Unsur-unsur perpecahan dikalangan internal umat Islam merupakan potensi yang sewaktu-waktu bisa meledak sebagai bom waktu, bukti ini semakin nampak dengan diangkatnya Ustman Bin Affan sebagai kholifah pengganti Umar bin Khattab oleh tim formatur yang dibentuk oleh Umar menjelang meninggalnya beliau, yang mau tidak mau menyisahkan kekecewaan politik bagi pendukung Ali waktu itu.
     Fakta kelabu ini ternyata menjadi tragedi besar dalam sejarah umat Islam yaitu dengan dibunuhnya Kholifah Ustman oleh putra Abu Bakar yang bernama Muhammad bin Abu Bakar. Peristiwa ini yang menjadi latar belakang terjadinya perang Jamal antara Siti Aisyah dan Sayidina Ali. Dan berikutnya keadaan semakin kacau balau dan situasi politik semakin tidak menentu, sehingga dikalangan internal umat Islam mulai terpecah menjadi firqoh-firqoh seperti Qodariyah, Jabbariyah, Mu’tazilah dan kemudian lahirlah Ahlussunnah. Melihat rentetan latar belakang sejarah yang mengiringi lahirnya Aswaja, dapat ditarik garis kesimpulan bahwa lahirnya Aswaja tidak bisa terlepas dari latar belakang politik.


D.Dasar-Dasar Akidah Ahlussunnah wal Jamaah.

Dasar dasar aqidah yang dianut oleh aswaja adalah disandarkan pada pemikiran Abu Hasan al-Asy’ari dan Abu Mansur al-Maturidi. Kedua tokoh ini dipandang sebagai imam aswaja dalam bidang aqidah.

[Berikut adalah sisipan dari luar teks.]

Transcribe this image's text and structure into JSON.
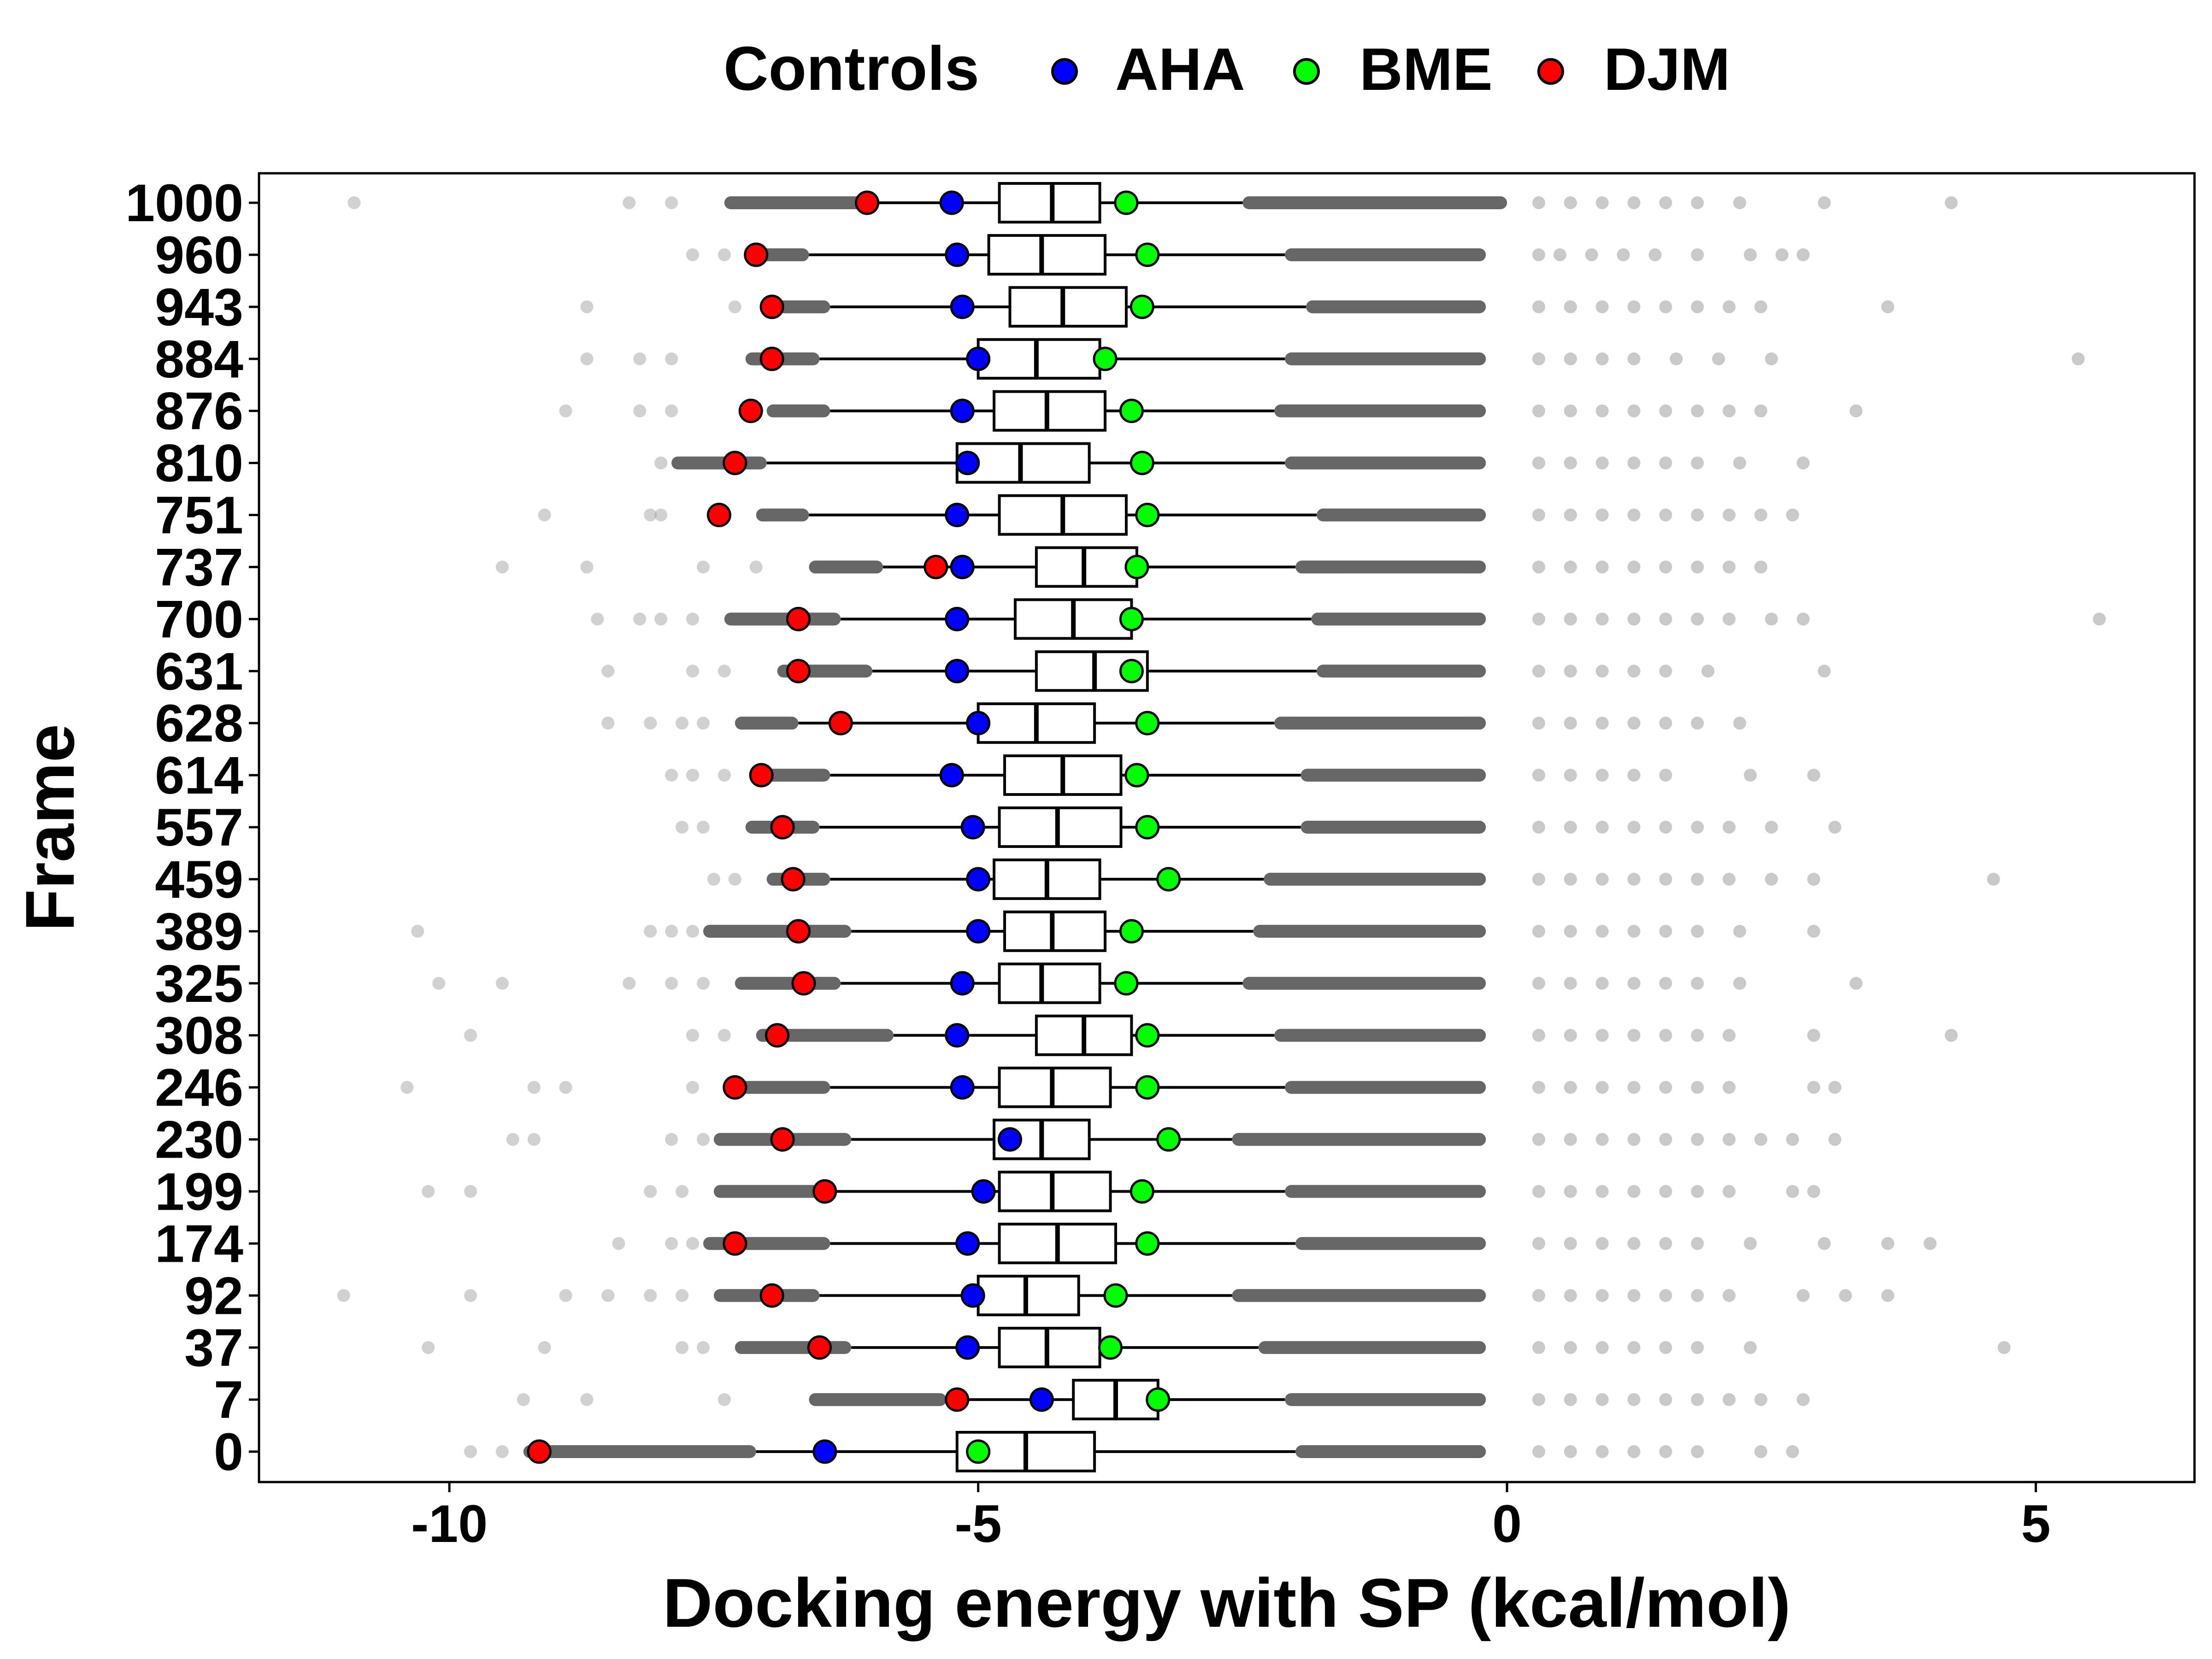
{
  "legend": {
    "title": "Controls",
    "position": "top",
    "entries": [
      {
        "key": "AHA",
        "label": "AHA",
        "color": "#0000ff"
      },
      {
        "key": "BME",
        "label": "BME",
        "color": "#00ff00"
      },
      {
        "key": "DJM",
        "label": "DJM",
        "color": "#ff0000"
      }
    ]
  },
  "chart_data": {
    "type": "boxplot",
    "orientation": "horizontal",
    "xlabel": "Docking energy with SP (kcal/mol)",
    "ylabel": "Frame",
    "xlim": [
      -11.8,
      6.5
    ],
    "xticks": [
      -10,
      -5,
      0,
      5
    ],
    "xtick_labels": [
      "-10",
      "-5",
      "0",
      "5"
    ],
    "grid": false,
    "outlier_color": "#666666",
    "categories": [
      "1000",
      "960",
      "943",
      "884",
      "876",
      "810",
      "751",
      "737",
      "700",
      "631",
      "628",
      "614",
      "557",
      "459",
      "389",
      "325",
      "308",
      "246",
      "230",
      "199",
      "174",
      "92",
      "37",
      "7",
      "0"
    ],
    "boxes": [
      {
        "frame": "1000",
        "whisker_low": -6.0,
        "q1": -4.8,
        "median": -4.3,
        "q3": -3.85,
        "whisker_high": -2.5
      },
      {
        "frame": "960",
        "whisker_low": -6.6,
        "q1": -4.9,
        "median": -4.4,
        "q3": -3.8,
        "whisker_high": -2.1
      },
      {
        "frame": "943",
        "whisker_low": -6.4,
        "q1": -4.7,
        "median": -4.2,
        "q3": -3.6,
        "whisker_high": -1.9
      },
      {
        "frame": "884",
        "whisker_low": -6.5,
        "q1": -5.0,
        "median": -4.45,
        "q3": -3.85,
        "whisker_high": -2.1
      },
      {
        "frame": "876",
        "whisker_low": -6.4,
        "q1": -4.85,
        "median": -4.35,
        "q3": -3.8,
        "whisker_high": -2.2
      },
      {
        "frame": "810",
        "whisker_low": -7.0,
        "q1": -5.2,
        "median": -4.6,
        "q3": -3.95,
        "whisker_high": -2.1
      },
      {
        "frame": "751",
        "whisker_low": -6.6,
        "q1": -4.8,
        "median": -4.2,
        "q3": -3.6,
        "whisker_high": -1.8
      },
      {
        "frame": "737",
        "whisker_low": -5.9,
        "q1": -4.45,
        "median": -4.0,
        "q3": -3.5,
        "whisker_high": -2.0
      },
      {
        "frame": "700",
        "whisker_low": -6.3,
        "q1": -4.65,
        "median": -4.1,
        "q3": -3.55,
        "whisker_high": -1.85
      },
      {
        "frame": "631",
        "whisker_low": -6.0,
        "q1": -4.45,
        "median": -3.9,
        "q3": -3.4,
        "whisker_high": -1.8
      },
      {
        "frame": "628",
        "whisker_low": -6.7,
        "q1": -5.0,
        "median": -4.45,
        "q3": -3.9,
        "whisker_high": -2.2
      },
      {
        "frame": "614",
        "whisker_low": -6.4,
        "q1": -4.75,
        "median": -4.2,
        "q3": -3.65,
        "whisker_high": -1.95
      },
      {
        "frame": "557",
        "whisker_low": -6.5,
        "q1": -4.8,
        "median": -4.25,
        "q3": -3.65,
        "whisker_high": -1.95
      },
      {
        "frame": "459",
        "whisker_low": -6.4,
        "q1": -4.85,
        "median": -4.35,
        "q3": -3.85,
        "whisker_high": -2.3
      },
      {
        "frame": "389",
        "whisker_low": -6.2,
        "q1": -4.75,
        "median": -4.3,
        "q3": -3.8,
        "whisker_high": -2.4
      },
      {
        "frame": "325",
        "whisker_low": -6.3,
        "q1": -4.8,
        "median": -4.4,
        "q3": -3.85,
        "whisker_high": -2.5
      },
      {
        "frame": "308",
        "whisker_low": -5.8,
        "q1": -4.45,
        "median": -4.0,
        "q3": -3.55,
        "whisker_high": -2.2
      },
      {
        "frame": "246",
        "whisker_low": -6.4,
        "q1": -4.8,
        "median": -4.3,
        "q3": -3.75,
        "whisker_high": -2.1
      },
      {
        "frame": "230",
        "whisker_low": -6.2,
        "q1": -4.85,
        "median": -4.4,
        "q3": -3.95,
        "whisker_high": -2.6
      },
      {
        "frame": "199",
        "whisker_low": -6.4,
        "q1": -4.8,
        "median": -4.3,
        "q3": -3.75,
        "whisker_high": -2.1
      },
      {
        "frame": "174",
        "whisker_low": -6.4,
        "q1": -4.8,
        "median": -4.25,
        "q3": -3.7,
        "whisker_high": -2.0
      },
      {
        "frame": "92",
        "whisker_low": -6.5,
        "q1": -5.0,
        "median": -4.55,
        "q3": -4.05,
        "whisker_high": -2.6
      },
      {
        "frame": "37",
        "whisker_low": -6.2,
        "q1": -4.8,
        "median": -4.35,
        "q3": -3.85,
        "whisker_high": -2.35
      },
      {
        "frame": "7",
        "whisker_low": -5.3,
        "q1": -4.1,
        "median": -3.7,
        "q3": -3.3,
        "whisker_high": -2.1
      },
      {
        "frame": "0",
        "whisker_low": -7.1,
        "q1": -5.2,
        "median": -4.55,
        "q3": -3.9,
        "whisker_high": -2.0
      }
    ],
    "controls": {
      "AHA": [
        -5.25,
        -5.2,
        -5.15,
        -5.0,
        -5.15,
        -5.1,
        -5.2,
        -5.15,
        -5.2,
        -5.2,
        -5.0,
        -5.25,
        -5.05,
        -5.0,
        -5.0,
        -5.15,
        -5.2,
        -5.15,
        -4.7,
        -4.95,
        -5.1,
        -5.05,
        -5.1,
        -4.4,
        -6.45
      ],
      "BME": [
        -3.6,
        -3.4,
        -3.45,
        -3.8,
        -3.55,
        -3.45,
        -3.4,
        -3.5,
        -3.55,
        -3.55,
        -3.4,
        -3.5,
        -3.4,
        -3.2,
        -3.55,
        -3.6,
        -3.4,
        -3.4,
        -3.2,
        -3.45,
        -3.4,
        -3.7,
        -3.75,
        -3.3,
        -5.0
      ],
      "DJM": [
        -6.05,
        -7.1,
        -6.95,
        -6.95,
        -7.15,
        -7.3,
        -7.45,
        -5.4,
        -6.7,
        -6.7,
        -6.3,
        -7.05,
        -6.85,
        -6.75,
        -6.7,
        -6.65,
        -6.9,
        -7.3,
        -6.85,
        -6.45,
        -7.3,
        -6.95,
        -6.5,
        -5.2,
        -9.15
      ]
    },
    "outliers_low_light": [
      [
        -10.9,
        -8.3,
        -7.9
      ],
      [
        -7.7,
        -7.4
      ],
      [
        -8.7,
        -7.3
      ],
      [
        -8.7,
        -8.2,
        -7.9
      ],
      [
        -8.9,
        -8.2,
        -7.9
      ],
      [
        -8.0
      ],
      [
        -9.1,
        -8.1,
        -8.0
      ],
      [
        -9.5,
        -8.7,
        -7.6,
        -7.1
      ],
      [
        -8.6,
        -8.2,
        -8.0,
        -7.7
      ],
      [
        -8.5,
        -7.7,
        -7.4
      ],
      [
        -8.5,
        -8.1,
        -7.8,
        -7.6
      ],
      [
        -7.9,
        -7.7,
        -7.4
      ],
      [
        -7.8,
        -7.6
      ],
      [
        -7.5,
        -7.3
      ],
      [
        -10.3,
        -8.1,
        -7.9,
        -7.7
      ],
      [
        -10.1,
        -9.5,
        -8.3,
        -7.9,
        -7.6
      ],
      [
        -9.8,
        -7.7,
        -7.4
      ],
      [
        -10.4,
        -9.2,
        -8.9,
        -7.7
      ],
      [
        -9.4,
        -9.2,
        -7.9,
        -7.6
      ],
      [
        -10.2,
        -9.8,
        -8.1,
        -7.8
      ],
      [
        -8.4,
        -7.9,
        -7.7
      ],
      [
        -11.0,
        -9.8,
        -8.9,
        -8.5,
        -8.1,
        -7.8
      ],
      [
        -10.2,
        -9.1,
        -7.8,
        -7.6
      ],
      [
        -9.3,
        -8.7,
        -7.4
      ],
      [
        -9.8,
        -9.5
      ]
    ],
    "outliers_low_dense_start": [
      -7.4,
      -7.2,
      -6.9,
      -7.2,
      -7.0,
      -7.9,
      -7.1,
      -6.6,
      -7.4,
      -6.9,
      -7.3,
      -7.1,
      -7.2,
      -7.0,
      -7.6,
      -7.3,
      -7.1,
      -7.3,
      -7.5,
      -7.5,
      -7.6,
      -7.5,
      -7.3,
      -6.6,
      -9.3
    ],
    "outliers_high_dense_end": [
      0.0,
      -0.2,
      -0.2,
      -0.2,
      -0.2,
      -0.2,
      -0.2,
      -0.2,
      -0.2,
      -0.2,
      -0.2,
      -0.2,
      -0.2,
      -0.2,
      -0.2,
      -0.2,
      -0.2,
      -0.2,
      -0.2,
      -0.2,
      -0.2,
      -0.2,
      -0.2,
      -0.2,
      -0.2
    ],
    "outliers_high_light": [
      [
        0.3,
        0.6,
        0.9,
        1.2,
        1.5,
        1.8,
        2.2,
        3.0,
        4.2
      ],
      [
        0.3,
        0.5,
        0.8,
        1.1,
        1.4,
        1.8,
        2.3,
        2.6,
        2.8
      ],
      [
        0.3,
        0.6,
        0.9,
        1.2,
        1.5,
        1.8,
        2.1,
        2.4,
        3.6
      ],
      [
        0.3,
        0.6,
        0.9,
        1.2,
        1.6,
        2.0,
        2.5,
        5.4
      ],
      [
        0.3,
        0.6,
        0.9,
        1.2,
        1.5,
        1.8,
        2.1,
        2.4,
        3.3
      ],
      [
        0.3,
        0.6,
        0.9,
        1.2,
        1.5,
        1.8,
        2.2,
        2.8
      ],
      [
        0.3,
        0.6,
        0.9,
        1.2,
        1.5,
        1.8,
        2.1,
        2.4,
        2.7
      ],
      [
        0.3,
        0.6,
        0.9,
        1.2,
        1.5,
        1.8,
        2.1,
        2.4
      ],
      [
        0.3,
        0.6,
        0.9,
        1.2,
        1.5,
        1.8,
        2.1,
        2.5,
        2.8,
        5.6
      ],
      [
        0.3,
        0.6,
        0.9,
        1.2,
        1.5,
        1.9,
        3.0
      ],
      [
        0.3,
        0.6,
        0.9,
        1.2,
        1.5,
        1.8,
        2.2
      ],
      [
        0.3,
        0.6,
        0.9,
        1.2,
        1.5,
        2.3,
        2.9
      ],
      [
        0.3,
        0.6,
        0.9,
        1.2,
        1.5,
        1.8,
        2.1,
        2.5,
        3.1
      ],
      [
        0.3,
        0.6,
        0.9,
        1.2,
        1.5,
        1.8,
        2.1,
        2.5,
        2.9,
        4.6
      ],
      [
        0.3,
        0.6,
        0.9,
        1.2,
        1.5,
        1.8,
        2.2,
        2.9
      ],
      [
        0.3,
        0.6,
        0.9,
        1.2,
        1.5,
        1.8,
        2.2,
        3.3
      ],
      [
        0.3,
        0.6,
        0.9,
        1.2,
        1.5,
        1.8,
        2.1,
        2.9,
        4.2
      ],
      [
        0.3,
        0.6,
        0.9,
        1.2,
        1.5,
        1.8,
        2.1,
        2.9,
        3.1
      ],
      [
        0.3,
        0.6,
        0.9,
        1.2,
        1.5,
        1.8,
        2.1,
        2.4,
        2.7,
        3.1
      ],
      [
        0.3,
        0.6,
        0.9,
        1.2,
        1.5,
        1.8,
        2.1,
        2.7,
        2.9
      ],
      [
        0.3,
        0.6,
        0.9,
        1.2,
        1.5,
        1.8,
        2.3,
        3.0,
        3.6,
        4.0
      ],
      [
        0.3,
        0.6,
        0.9,
        1.2,
        1.5,
        1.8,
        2.1,
        2.8,
        3.2,
        3.6
      ],
      [
        0.3,
        0.6,
        0.9,
        1.2,
        1.5,
        1.8,
        2.3,
        4.7
      ],
      [
        0.3,
        0.6,
        0.9,
        1.2,
        1.5,
        1.8,
        2.1,
        2.4,
        2.8
      ],
      [
        0.3,
        0.6,
        0.9,
        1.2,
        1.5,
        1.8,
        2.4,
        2.7
      ]
    ]
  }
}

Jika ditelaah secara saksama metode berfikir dan pandangan tologis kedua sosok ini, maka benang merah yang dapat ditarik di sini adalah, bahwa tipologi pemikiran teologis dengan prinsip untuk tetap berpijak pada tradisi (al-sunnah) yang shahih dan cara pendekatan yang dapat memuaskan tuntutan penalaran tanpa mengabaikan (keluar) terlalu jauh dari makna yang tersurat dari teks, merupakan metode pemahaman keagamaan yang dicoba dikembangkan oleh Asy’ari dan al-Maturidi.
       
Metode ini, nampaknya merupakan suatu pemahaman keagamaan yang tidak hanya memberikan implikasi pada kehidupan individu, tetapi berimbas pada realitas sosial, yang melahirkan konsep harmonitas antara kerangka berfikir tekstual dan kontekstual. Jika hal ini dapat difahami secara benar dan dinamis, pada gilirannya akan melahirkan pola keberagaman yang “ramah” terhadap kultur dan karifan lokal, tanpa harus keluar dari semangat keislaman.
Dengan demikian, dapat dikatakan, bahwa aswaja merupakan suatu metode (manhaj) untuk memahami ajaran Islam yang berwatak sederhana (iqthishad), moderat (tawasut), toleran (tasamuh), adil (‘adalah) dan seimbang (tawazun), yang bersedia memahami segala sesuatu dalam “nuansa-nuansa”, bukan dalam tradisi “hitam-putih”.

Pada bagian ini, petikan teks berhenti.